Tak ayal, perbedaan tersebut membuahkan tantangan tersendiri serta pengalaman berharga dan menarik dari Diaspora Indonesia yang hidup berdampingan dengan Budaya Jepang.

Salma Haq, Mahasiswi salah satu Universitas di Yogyakarta yang berkesempatan untuk mengikuti internship di Perusahaan Bakery Jepang berbasis dessert and cake, Domremy. Co. Ltd.

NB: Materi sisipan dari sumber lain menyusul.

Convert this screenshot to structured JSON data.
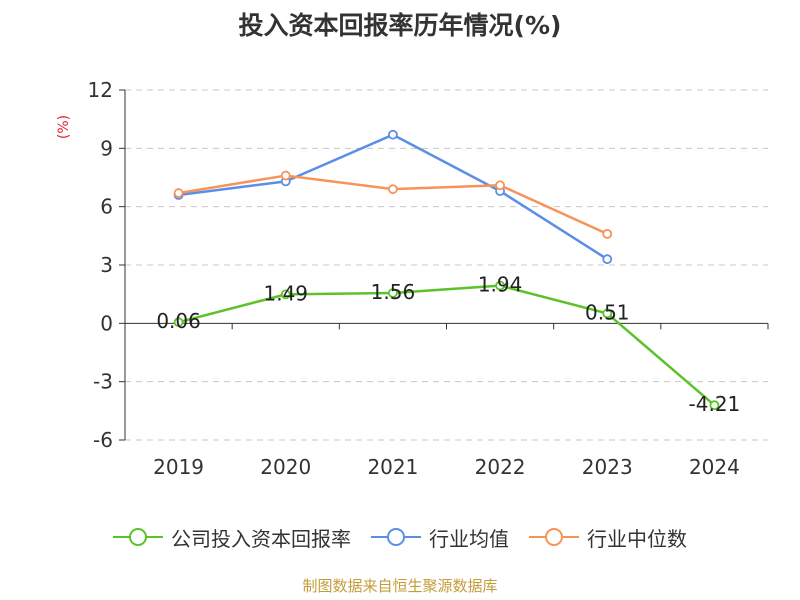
{
  "title": "投入资本回报率历年情况(%)",
  "source": "制图数据来自恒生聚源数据库",
  "chart_data": {
    "type": "line",
    "categories": [
      "2019",
      "2020",
      "2021",
      "2022",
      "2023",
      "2024"
    ],
    "ylabel": "(%)",
    "ylim": [
      -6,
      12
    ],
    "yticks": [
      "12",
      "9",
      "6",
      "3",
      "0",
      "-3",
      "-6"
    ],
    "grid": true,
    "legend_position": "bottom",
    "series": [
      {
        "name": "公司投入资本回报率",
        "color": "#5cc22a",
        "values": [
          0.06,
          1.49,
          1.56,
          1.94,
          0.51,
          -4.21
        ],
        "labels": [
          "0.06",
          "1.49",
          "1.56",
          "1.94",
          "0.51",
          "-4.21"
        ]
      },
      {
        "name": "行业均值",
        "color": "#5b8ee6",
        "values": [
          6.6,
          7.3,
          9.7,
          6.8,
          3.3,
          null
        ]
      },
      {
        "name": "行业中位数",
        "color": "#f79359",
        "values": [
          6.7,
          7.6,
          6.9,
          7.1,
          4.6,
          null
        ]
      }
    ]
  }
}
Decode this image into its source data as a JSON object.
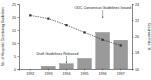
{
  "chart_data": {
    "type": "bar",
    "categories": [
      "1992",
      "1993",
      "1994",
      "1995",
      "1996",
      "1997"
    ],
    "series": [
      {
        "name": "No. of Hospitals Distributing Guidelines",
        "type": "bar",
        "color": "#9a9a9a",
        "values": [
          0,
          1,
          2,
          4,
          14,
          11
        ]
      },
      {
        "name": "Cesarean Rate, %",
        "type": "line",
        "color": "#333333",
        "marker": "square",
        "line_style": "dashed",
        "axis": "y2",
        "values": [
          22.6,
          22.2,
          21.4,
          20.5,
          19.6,
          18.9
        ]
      }
    ],
    "y_label": "No. of Hospitals Distributing Guidelines",
    "y2_label": "Cesarean Rate, %",
    "ylim": [
      0,
      25
    ],
    "yticks": [
      0,
      5,
      10,
      15,
      20,
      25
    ],
    "y2lim": [
      16,
      24
    ],
    "y2ticks": [
      16,
      18,
      20,
      22,
      24
    ],
    "annotations": [
      {
        "text": "Draft Guidelines Released",
        "x": "1994"
      },
      {
        "text": "ODC Consensus Guidelines Issued",
        "x": "1996"
      }
    ]
  }
}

Salah satu tantangan pertama yang dihadapi oleh Salma saat tiba di Jepang yakni perbedaan musim. Saat itu, pada Maret 2020 tepat saat pergantian dari musim dingin ke musim semi, membuat suhu yang dirasakan cenderung lebih dingin dibanding Indonesia yakni berkisar 10-15 derajat celcius.

Selain itu, Salma menyatakan terdapat sedikit kesulitan dalam memahami kosa kata dan bahasa yang digunakan Masyarakat Jepang karena dialek dan cara berbicara mereka yang cukup cepat. Padahal sebelumnya Salma telah mempelajari Bahasa Jepang, akan tetapi memang bahasa yang ia pelajari lebih bersifat baku sementara yang digunakan adalah bahasa sehari-hari. Namun, Salma berupaya untuk menyesuaikan diri dengan rutin mendengar percakapan mereka dan mencoba untuk berbicara dengan rekan kerjanya yang merupakan masyarakat asli.

Perbedaan lainnya yakni cara kerja, baik dalam disiplin waktu hingga cara menghargai pekerjaan, cukup dirasakan oleh Salma selama kurang lebih 1,5 tahun berada di Jepang. Seperti yang kita ketahui, Jepang dikenal sebagai negara dengan masyarakat yang memiliki kedisiplinan tinggi terutama dalam ketepatan waktu.

“Saya sangat merasakan bagaimana orang Jepang menghargai waktu mereka dengan selalu tepat waktu. Jadi, kalau jam kerja dimulai pada pukul sembilan, maka pada jam tersebut harus sudah siap. Kita sebagai pekerja tidak boleh datang atau bahkan mulai terlalu cepat. Begitu pula saat istirahat, saya pernah masuk kembali ke bakery sepuluh menit lebih cepat. Setelah itu, saya ditegur dan disuruh untuk istirahat lagi,” jelas Salma saat diwawancarai.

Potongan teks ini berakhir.